There would be nothing inherently wrong with techno-social engineering if we could be absolutely certain the Internet companies that collect and analyze our data acted only in our best interests. But if not, we could all be susceptible to manipulation by powerful systems we couldn’t possibly understand. Frischmann and R.I.T.’s Evan Selinger question whether we are moving into an age in which “humans become machine-like and pervasively programmable.”
We already know the Internet is segmenting us into distinct groups based on economic, social, educational, regional, political and behavioral classifiers, among others. Internet titans rely on these classifiers to “filter” the world for us – which really means they are deciding what stories and opinions we read, which ads and offers we see, and the type of opportunities we receive. They also decide for us what we don’t see.
Nicholas Carr recently highlighted how social networks regulate the political messages we receive – as well as our responses. “They shape, through the design of their apps and their information-filtering regimes, the forms of our discourse,” he wrote, before adding that we may soon discover the filters applied to our expression and dialogue by these “new gatekeepers” are more restrictive than ever.
Take this a step further and we get to some very uncomfortable questions: What might happen if and/or when market forces pressure these profit-driven “gatekeepers” to exploit our data in unexpected or unforeseen ways?
What if it became possible for a political aspirant to surreptitiously “buy” favorable coverage on a social network’s feed, so that users saw a disproportionately positive stream of stories and comments about that candidate? Harvard’s Jonathan Zittrain outlined a similar scenario here.
What if one of the big social networks started offering background checks that ranked the suitability of job applicants based on each candidate’s data set – regardless of whether the information was “public” or not?
What if your insurance company could marry the biometric data captured by your Fitbit with your health history and genetic profile, and was able to, for example, predict you were 10 times more likely than average to suffer a heart attack? Might you one day be required by your insurer to live a certain lifestyle in order to minimize its financial risk?
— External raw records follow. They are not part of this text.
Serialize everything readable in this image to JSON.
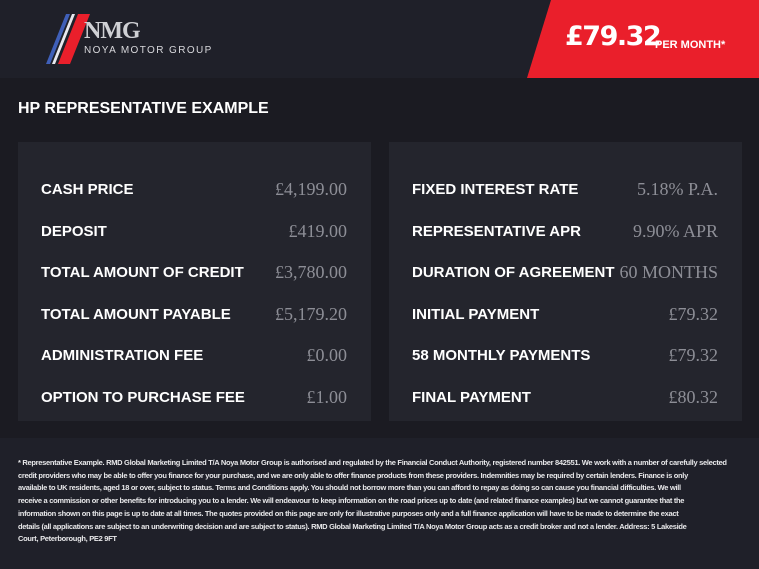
{
  "header": {
    "logo": {
      "mark": "NMG",
      "name": "NOYA MOTOR GROUP"
    },
    "price": {
      "amount": "£79.32",
      "label": "PER MONTH*"
    },
    "brand_color": "#ea1f2b"
  },
  "section_title": "HP REPRESENTATIVE EXAMPLE",
  "left_panel": [
    {
      "label": "CASH PRICE",
      "value": "£4,199.00"
    },
    {
      "label": "DEPOSIT",
      "value": "£419.00"
    },
    {
      "label": "TOTAL AMOUNT OF CREDIT",
      "value": "£3,780.00"
    },
    {
      "label": "TOTAL AMOUNT PAYABLE",
      "value": "£5,179.20"
    },
    {
      "label": "ADMINISTRATION FEE",
      "value": "£0.00"
    },
    {
      "label": "OPTION TO PURCHASE FEE",
      "value": "£1.00"
    }
  ],
  "right_panel": [
    {
      "label": "FIXED INTEREST RATE",
      "value": "5.18% P.A."
    },
    {
      "label": "REPRESENTATIVE APR",
      "value": "9.90% APR"
    },
    {
      "label": "DURATION OF AGREEMENT",
      "value": "60 MONTHS"
    },
    {
      "label": "INITIAL PAYMENT",
      "value": "£79.32"
    },
    {
      "label": "58 MONTHLY PAYMENTS",
      "value": "£79.32"
    },
    {
      "label": "FINAL PAYMENT",
      "value": "£80.32"
    }
  ],
  "footer": {
    "lines": [
      "* Representative Example. RMD Global Marketing Limited T/A Noya Motor Group is authorised and regulated by the Financial Conduct Authority, registered number 842551. We work with a number of carefully selected",
      "credit providers who may be able to offer you finance for your purchase, and we are only able to offer finance products from these providers. Indemnities may be required by certain lenders. Finance is only",
      "available to UK residents, aged 18 or over, subject to status. Terms and Conditions apply. You should not borrow more than you can afford to repay as doing so can cause you financial difficulties. We will",
      "receive a commission or other benefits for introducing you to a lender. We will endeavour to keep information on the road prices up to date (and related finance examples) but we cannot guarantee that the",
      "information shown on this page is up to date at all times. The quotes provided on this page are only for illustrative purposes only and a full finance application will have to be made to determine the exact",
      "details (all applications are subject to an underwriting decision and are subject to status). RMD Global Marketing Limited T/A Noya Motor Group acts as a credit broker and not a lender. Address: 5 Lakeside",
      "Court, Peterborough, PE2 9FT"
    ]
  }
}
Such hypotheticals might sound outlandish today, but there are few constraints on the manner in which Internet giants can use our data to develop more capable algorithms, which could in turn underpin new services not necessarily built with users in mind. As Frischmann writes, this is powerful technology and it can significantly concentrate power.
“We need to ask who is doing the thinking as we increasingly use and depend on mind-extending technologies,” he says. “Who controls the technology? Who directs the architects?”